Human beings being what they are, there was soon a lot of insidious stuff developed to stick under the covers.  First, the Search Engine Optimizers (SEOs) moved in to make sure that their clients’ sites moved higher in the search rankings—consumers thought they were getting an unvarnished listing of search results ranked by linkages, but instead (with the active connivance of Google which holds seminars for SEOs) the fix has long been in.  (The Chinese disaster is only the most visible example of manipulated search results—do you really believe that the biggest advertisers aren’t getting premium placement in the search results as well?) Cookies were set everytime you showed up at most web sites—they can be stopped, but you’ve got to go through some rigamarole and some sites won’t work correctly without them.  Your Internet address was recorded, along with your pageviews, and until users rose up in opposition, privacy was non-existent. 

However, since most consumers paid for their own operating systems, and accessed the web through networks that they controlled in some way, it was still possible—though none too easy—to opt out of the tracking systems and thwart the efforts of the marketers to reach down into your family history to find out more about you. A handful of software programs help sanitize your system of these pernicious intrusions, but you have to make an effort.  Contrast this to the default situation in the broadcast world where there is no back channel whatsoever—isn’t this what “opt-in” should mean?

The trouble is going to come when the web’s interactivity meets “free” networks that are built on top of a metrics based view of the world.  This is the model for the “location based services” like Loki and Plazes, all vying to deliver data for the new Wi-Fi networks being planned for metro areas.  There will be blankets of wireless coverage available anywhere your device can fire up.  This is being hailed as some panacea by a wave of web commentators who are enamored of a socialist vision of broadband for the masses, weighted down by too many digital devices, and afflicted with a myopia for its consequences. 

In exchange for getting the “free” services you’ll be peppered with ads, especially for local businesses who’ve ponied up money.  Everything you do will be tracked, and mined, and recorded.  Want to opt out of all the tracking and “metrics” that the network providers are going to be selling to the advertisers?  Good luck.  Remember who is going to be supplying you with the wireless bandwidth.  Advertisers.  Opt out of their game, and there’ll be no services. 

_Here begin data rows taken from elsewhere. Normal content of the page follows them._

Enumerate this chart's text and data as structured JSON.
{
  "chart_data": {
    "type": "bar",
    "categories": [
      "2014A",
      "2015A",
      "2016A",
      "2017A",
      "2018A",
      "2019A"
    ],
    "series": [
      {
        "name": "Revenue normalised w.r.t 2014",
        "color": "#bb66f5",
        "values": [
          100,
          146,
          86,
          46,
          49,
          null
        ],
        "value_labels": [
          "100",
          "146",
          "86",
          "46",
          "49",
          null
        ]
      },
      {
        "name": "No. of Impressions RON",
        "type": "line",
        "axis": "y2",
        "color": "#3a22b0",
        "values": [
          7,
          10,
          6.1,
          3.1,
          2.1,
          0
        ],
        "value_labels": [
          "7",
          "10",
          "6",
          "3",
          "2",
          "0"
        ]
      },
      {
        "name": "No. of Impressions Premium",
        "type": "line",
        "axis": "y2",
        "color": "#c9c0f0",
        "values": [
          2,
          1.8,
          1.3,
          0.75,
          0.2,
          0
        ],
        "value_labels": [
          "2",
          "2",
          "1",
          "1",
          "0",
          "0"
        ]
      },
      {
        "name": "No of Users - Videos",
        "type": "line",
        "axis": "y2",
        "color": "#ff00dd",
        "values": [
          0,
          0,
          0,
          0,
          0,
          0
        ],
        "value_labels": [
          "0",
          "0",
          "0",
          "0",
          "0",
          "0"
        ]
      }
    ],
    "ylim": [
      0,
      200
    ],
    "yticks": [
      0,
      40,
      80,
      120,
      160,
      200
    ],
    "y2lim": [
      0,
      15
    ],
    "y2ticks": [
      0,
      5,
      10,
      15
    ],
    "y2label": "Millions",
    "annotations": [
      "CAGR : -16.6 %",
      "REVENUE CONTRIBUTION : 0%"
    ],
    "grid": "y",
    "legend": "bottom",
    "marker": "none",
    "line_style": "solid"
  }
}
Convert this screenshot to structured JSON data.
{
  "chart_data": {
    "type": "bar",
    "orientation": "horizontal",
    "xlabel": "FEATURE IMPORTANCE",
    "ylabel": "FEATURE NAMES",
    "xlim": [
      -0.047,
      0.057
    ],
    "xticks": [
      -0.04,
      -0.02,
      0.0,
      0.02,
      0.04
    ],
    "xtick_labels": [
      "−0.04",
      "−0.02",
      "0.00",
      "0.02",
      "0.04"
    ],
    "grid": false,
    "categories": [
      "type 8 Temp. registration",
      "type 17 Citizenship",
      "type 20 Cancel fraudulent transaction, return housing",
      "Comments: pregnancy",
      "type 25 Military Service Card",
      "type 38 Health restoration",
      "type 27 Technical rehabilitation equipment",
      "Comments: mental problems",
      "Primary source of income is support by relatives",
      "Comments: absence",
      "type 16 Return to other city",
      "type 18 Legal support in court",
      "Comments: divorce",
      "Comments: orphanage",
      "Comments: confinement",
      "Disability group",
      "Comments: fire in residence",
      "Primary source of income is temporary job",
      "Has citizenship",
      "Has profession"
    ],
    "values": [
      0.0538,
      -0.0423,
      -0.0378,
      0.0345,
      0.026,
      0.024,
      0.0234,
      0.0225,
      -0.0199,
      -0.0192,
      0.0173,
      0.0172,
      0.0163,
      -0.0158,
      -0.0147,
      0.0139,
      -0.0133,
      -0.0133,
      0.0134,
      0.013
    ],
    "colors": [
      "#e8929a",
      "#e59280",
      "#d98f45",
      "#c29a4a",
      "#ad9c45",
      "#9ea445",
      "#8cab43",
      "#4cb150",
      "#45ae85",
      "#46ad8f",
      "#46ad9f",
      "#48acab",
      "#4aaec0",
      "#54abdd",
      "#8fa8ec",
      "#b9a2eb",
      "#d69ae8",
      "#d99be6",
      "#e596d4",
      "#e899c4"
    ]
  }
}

Personally, I don’t want some HAL-like voice welcoming me back to the Google San Francisco Wi-Fi network and asking if I enjoyed that pizza I ordered last time I was on the network and would I like to know where I can get one just like it nearby.  I find this intrusive, and unhelpful.  And while we’re at it, I really don’t want to add my metrics to anyone’s marketing statistics.  And I don’t want you to know what film clips I’ve watched at YouTube.  And I don’t think that Google should be able to sell its ads for pizza parlors by telling them that I had a roasted garlic and chicken pie last week.

It is one thing to see a Nike ad that is aimed at all consumers;  it is entirely another order of hideous to have to fight through dozens of ads that are crafted to echo some tiny part of my life.  Imagine the intrusions of telemarketing brought to the Internet by all the smarts of legions of web monkeys.  Am I the only person in the country who doesn’t want to be bombarded with brain dead ads, commercial dreck, and services that I don’t want?

How about a “Just Say No” movement.  It’s time to stand up for something.